Once again, a drugmaker is challenging a lawsuit filed by a state attorney general and, specifically, the use of a private law firm that has a contingency fee arrangement. The latest instance involves GlaxoSmithKline, which filed its lawsuit late last week against Louisiana Attorney General Buddy Caldwell, who last year filed a lawsuit that charged the drugmaker with fraudulently marketing its controversial Avandia diabetes pill (back story).
Over the past couple of years, a growing number of drugmakers have filed countersuits as a tactic to blunt efforts by the states to recover funds that were allegedly misspent by state programs for medications that later became the subject of allegations over improper marketing or undisclosed side effects. In their view, the drugmakres believe the outside counsel have improper incentives and limits are required. So far, the notion is gaining traction.
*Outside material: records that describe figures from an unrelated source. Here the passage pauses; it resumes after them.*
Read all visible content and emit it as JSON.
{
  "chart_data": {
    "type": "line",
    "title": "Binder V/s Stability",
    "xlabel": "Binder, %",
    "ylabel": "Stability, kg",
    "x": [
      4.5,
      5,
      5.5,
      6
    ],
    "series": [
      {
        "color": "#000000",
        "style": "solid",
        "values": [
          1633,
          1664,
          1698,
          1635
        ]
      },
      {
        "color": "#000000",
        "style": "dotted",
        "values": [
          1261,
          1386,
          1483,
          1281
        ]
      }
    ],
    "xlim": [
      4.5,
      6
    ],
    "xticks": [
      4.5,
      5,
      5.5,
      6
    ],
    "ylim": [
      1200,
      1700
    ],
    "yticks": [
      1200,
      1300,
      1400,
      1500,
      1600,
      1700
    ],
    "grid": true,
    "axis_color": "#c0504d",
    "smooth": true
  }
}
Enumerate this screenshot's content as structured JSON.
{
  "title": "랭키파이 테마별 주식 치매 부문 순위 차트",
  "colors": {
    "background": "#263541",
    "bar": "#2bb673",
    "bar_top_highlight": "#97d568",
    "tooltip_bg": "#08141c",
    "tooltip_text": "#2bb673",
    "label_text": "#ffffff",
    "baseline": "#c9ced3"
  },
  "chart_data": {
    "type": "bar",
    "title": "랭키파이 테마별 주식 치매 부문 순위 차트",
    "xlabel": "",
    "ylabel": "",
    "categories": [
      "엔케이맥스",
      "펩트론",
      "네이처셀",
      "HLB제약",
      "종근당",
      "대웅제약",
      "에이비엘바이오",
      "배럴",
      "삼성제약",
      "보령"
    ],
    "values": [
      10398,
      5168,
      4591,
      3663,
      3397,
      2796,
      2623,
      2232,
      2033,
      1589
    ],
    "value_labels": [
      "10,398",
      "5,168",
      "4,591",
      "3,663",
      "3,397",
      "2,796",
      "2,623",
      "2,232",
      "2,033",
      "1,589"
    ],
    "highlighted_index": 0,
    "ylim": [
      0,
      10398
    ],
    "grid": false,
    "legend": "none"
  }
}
For instance, a federal court judge recently ruled that Merck can proceed with a lawsuit against the Kentucy Attorney General for violating its constitutional due process rights, because the state struck a contingency fee arrangement with two outside law firms to help pursue a lawsuit alleging the drugmaker violated the state consumer protection act in its marketing of Vioxx (read here).
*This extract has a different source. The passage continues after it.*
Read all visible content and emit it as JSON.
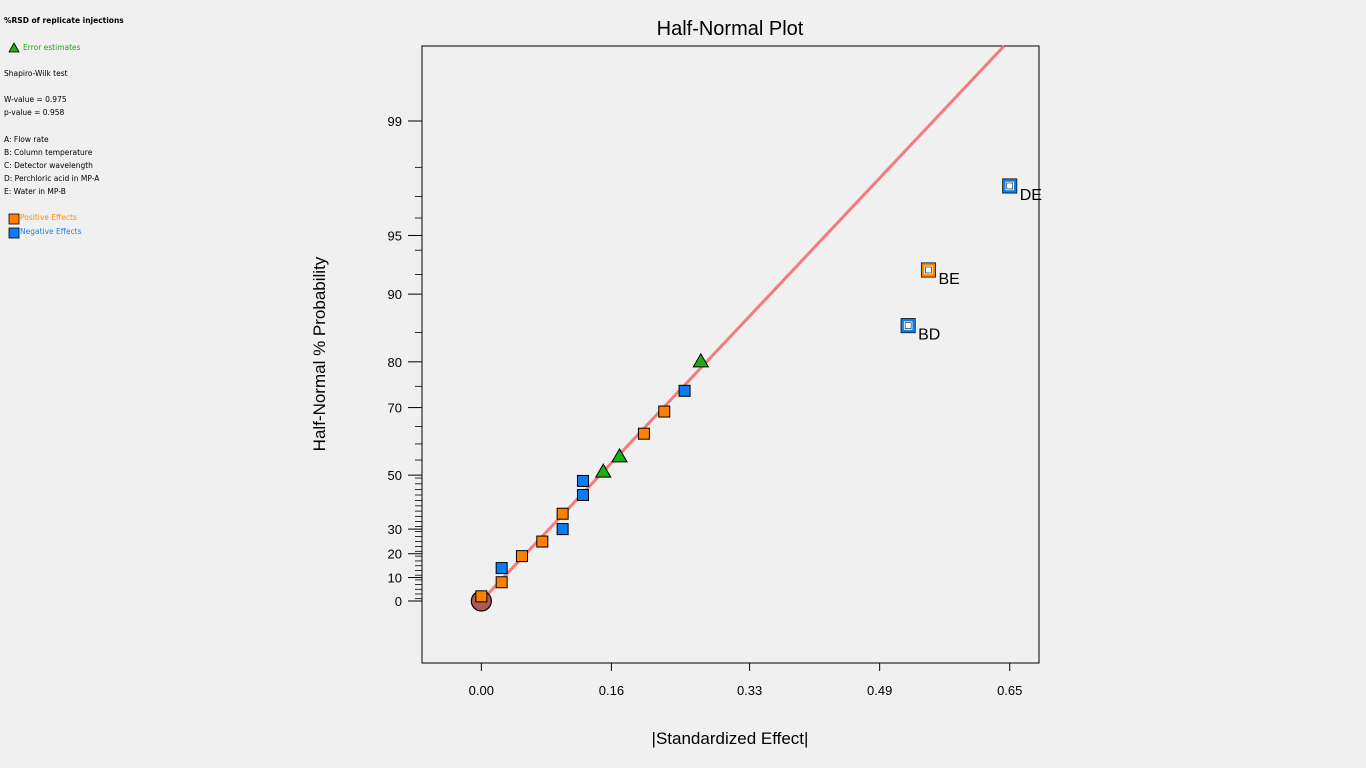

And earlier this year, a South Carolina state court judge denied a motion by state Attorney General Alan Wilson to dismiss a lawsuit that AstraZeneca filed last year. The drugmaker filed that lawsuit in response to a 2009 lawsuit brought by Wilson, who sought to recover funds spent to treat Seroquel side-effects and for reimbursements for alleged off-label uses (see this).
In Louisiana, the drugmaker offers the same argument as Merck. Glaxo "believes that the Attorney General’s engagement of private counsel, on a contingency-fee basis, violates Louisiana statutes and Glaxo’s constitutional rights to due process. Glaxo is entitled under Louisiana and federal law to an unbiased prosecutor who has no financial interest in the outcome of the prosecution and who has been retained in accordance with statutory and constitutional legal requirements," according to a statement sent us by a spokesman (here is the Glaxo lawsuit).
Whether such maneuvers will prevail, of course, remains to be seen. The states have retained outside law firms because, in an era of limited staffing, they believe they lack the resources and expertise to pursue these cases otherwise. By offering a contingency fee, the state attorneys general hope to get the best of both worlds - a recovery without straining their staffs. However, this sort of outcome may be in jeopardy if one or more drugmakers win in court. We asked the Louisiana Attorney General for a comment and will update you accordingly.